Astaga! Baru sekarang aku pernah melihat payudara sebesar ini. Sungguh besar namun terpelihara dan kencang. Tidak ada tanda-tanda kendor atau lipatan-lipatan lemak di tubuhnya. Demikian pula pantatnya. Masih menggumpal bulat, montok dan kenyal. Benar-benar tubuh paling sempurna yang pernah aku lihat selama hidupku. Aku rasakan batang kemaluanku mulai bangkit kembali menyaksikan pemandangan yang indah ini.
Dokter Shinta kembali menghampiriku. Ia menyodorkan payudaranya yang menggantung kenyal ke wajahku. Tanpa mau membuang waktu, aku langsung menerima pemberiannya. Mulutku langsung menyergap payudara yang indah itu. Sambil menyedot-nyedot puting susunya yang amat tinggi itu, mengingatkanku waktu aku menyusu pada ibuku saat aku kecil. Dokter Shinta adalah wanita yang kedua yang pernah aku isap-isap payudaranya, tentu saja setelah ibuku saat aku masih kecil.

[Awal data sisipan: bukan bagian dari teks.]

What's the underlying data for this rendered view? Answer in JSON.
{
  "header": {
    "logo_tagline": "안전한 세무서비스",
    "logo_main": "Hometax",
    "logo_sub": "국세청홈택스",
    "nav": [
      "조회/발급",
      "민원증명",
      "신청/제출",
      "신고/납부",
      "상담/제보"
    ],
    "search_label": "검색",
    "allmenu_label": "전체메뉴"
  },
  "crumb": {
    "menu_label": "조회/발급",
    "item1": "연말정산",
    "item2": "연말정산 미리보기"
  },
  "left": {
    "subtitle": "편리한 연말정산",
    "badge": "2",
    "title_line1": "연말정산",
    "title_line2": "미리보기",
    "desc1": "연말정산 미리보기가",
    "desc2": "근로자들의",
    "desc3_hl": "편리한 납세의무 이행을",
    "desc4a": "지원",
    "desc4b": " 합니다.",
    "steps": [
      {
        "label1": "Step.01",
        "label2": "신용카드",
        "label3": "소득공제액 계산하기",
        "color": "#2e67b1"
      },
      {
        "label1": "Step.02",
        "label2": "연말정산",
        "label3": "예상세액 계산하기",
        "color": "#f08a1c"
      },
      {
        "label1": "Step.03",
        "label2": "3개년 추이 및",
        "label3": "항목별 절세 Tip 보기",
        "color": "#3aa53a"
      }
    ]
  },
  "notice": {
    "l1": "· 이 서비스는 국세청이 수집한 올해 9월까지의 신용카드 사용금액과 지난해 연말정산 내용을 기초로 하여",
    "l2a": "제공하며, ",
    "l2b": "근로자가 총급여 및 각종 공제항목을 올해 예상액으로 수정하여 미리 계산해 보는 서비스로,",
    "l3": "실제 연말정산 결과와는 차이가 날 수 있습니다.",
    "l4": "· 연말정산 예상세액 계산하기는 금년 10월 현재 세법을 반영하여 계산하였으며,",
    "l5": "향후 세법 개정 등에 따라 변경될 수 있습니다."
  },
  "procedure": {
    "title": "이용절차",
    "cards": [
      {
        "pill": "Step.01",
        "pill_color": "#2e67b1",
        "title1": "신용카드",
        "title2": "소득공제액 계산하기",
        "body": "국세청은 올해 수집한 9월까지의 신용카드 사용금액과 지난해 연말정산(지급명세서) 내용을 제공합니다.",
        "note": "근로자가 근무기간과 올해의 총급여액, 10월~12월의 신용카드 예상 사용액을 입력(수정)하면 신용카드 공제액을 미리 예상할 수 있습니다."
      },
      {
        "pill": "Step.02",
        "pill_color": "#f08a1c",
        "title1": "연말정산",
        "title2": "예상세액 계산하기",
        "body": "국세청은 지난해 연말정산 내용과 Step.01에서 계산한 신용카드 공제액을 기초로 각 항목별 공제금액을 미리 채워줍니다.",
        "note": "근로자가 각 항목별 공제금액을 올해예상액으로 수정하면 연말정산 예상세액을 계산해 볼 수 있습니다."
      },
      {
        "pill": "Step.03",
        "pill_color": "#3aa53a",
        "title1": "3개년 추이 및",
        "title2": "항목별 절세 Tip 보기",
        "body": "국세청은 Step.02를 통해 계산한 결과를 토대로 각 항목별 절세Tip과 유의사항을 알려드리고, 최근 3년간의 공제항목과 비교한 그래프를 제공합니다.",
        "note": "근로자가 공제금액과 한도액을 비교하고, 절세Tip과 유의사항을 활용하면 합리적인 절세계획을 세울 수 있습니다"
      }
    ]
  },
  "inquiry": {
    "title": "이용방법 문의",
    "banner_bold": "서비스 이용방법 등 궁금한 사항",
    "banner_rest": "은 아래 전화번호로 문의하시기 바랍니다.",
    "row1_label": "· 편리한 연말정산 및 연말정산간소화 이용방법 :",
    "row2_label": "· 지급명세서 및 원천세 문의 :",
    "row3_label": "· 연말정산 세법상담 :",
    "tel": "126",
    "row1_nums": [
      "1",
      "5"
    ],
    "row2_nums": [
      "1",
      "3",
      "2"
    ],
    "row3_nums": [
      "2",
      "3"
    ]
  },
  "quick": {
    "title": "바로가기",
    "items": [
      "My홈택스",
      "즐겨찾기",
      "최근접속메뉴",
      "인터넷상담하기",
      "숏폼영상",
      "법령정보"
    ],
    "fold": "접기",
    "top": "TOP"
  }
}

Aku mainkan puting susu yang memang menggiurkan itu dengan bebasnya. Sekali-sekali aku gigit puting susunya itu. Tidak cukup keras memang, namun cukup membuat Dokter Shinta menggelinjang sambil meringis-ringis.
Tak lama kemudian, batang kemaluanku sudah siap tempur kembali. Aku menarik tangan Dokter Shinta agar ikut naik ke atas tempat tidur. Dokter Shinta memahami apa maksudku. Ia langsung naik ke atas tubuhku yang masih berbaring telentang di tempat tidur. Perlahan-lahan dengan tubuh sedikit menunduk ia mengarahkan batang kemaluanku ke liang kewanitaannya yang sekelilingnya ditumbuhi bulu-bulu lebat kehitaman.

Ia menggerak-gerakkan pantatnya berputar-putar ke kiri ke kanan dan naik turun ke atas ke bawah. Begitu seterusnya berulang-ulang dengan tempo yang semakin lama semakin tinggi. Membuat tubuhku menjadi meregang merasakan nikmat yang tiada tara.
Aku merasa sudah hampir tidak tahan lagi. Batang kemaluanku sudah nyaris menyemprotkan cairan kenikmatan lagi. Namun aku mencoba menahannya sekuat tenaga dan mencoba mengimbangi permainan Dokter Shinta yang liar itu. Akhirnya,
"Aaahh.. Ouuhhh.." Aku dan Dokter Shinta sama-sama menjerit keras.
Kami berdua mencapai klimaks hampir bersamaan. Aku menyemprotkan spermaku di dalam liang kewanitaan Dokter Shinta yang masih berdenyut-denyut menjepit batang kemaluanku.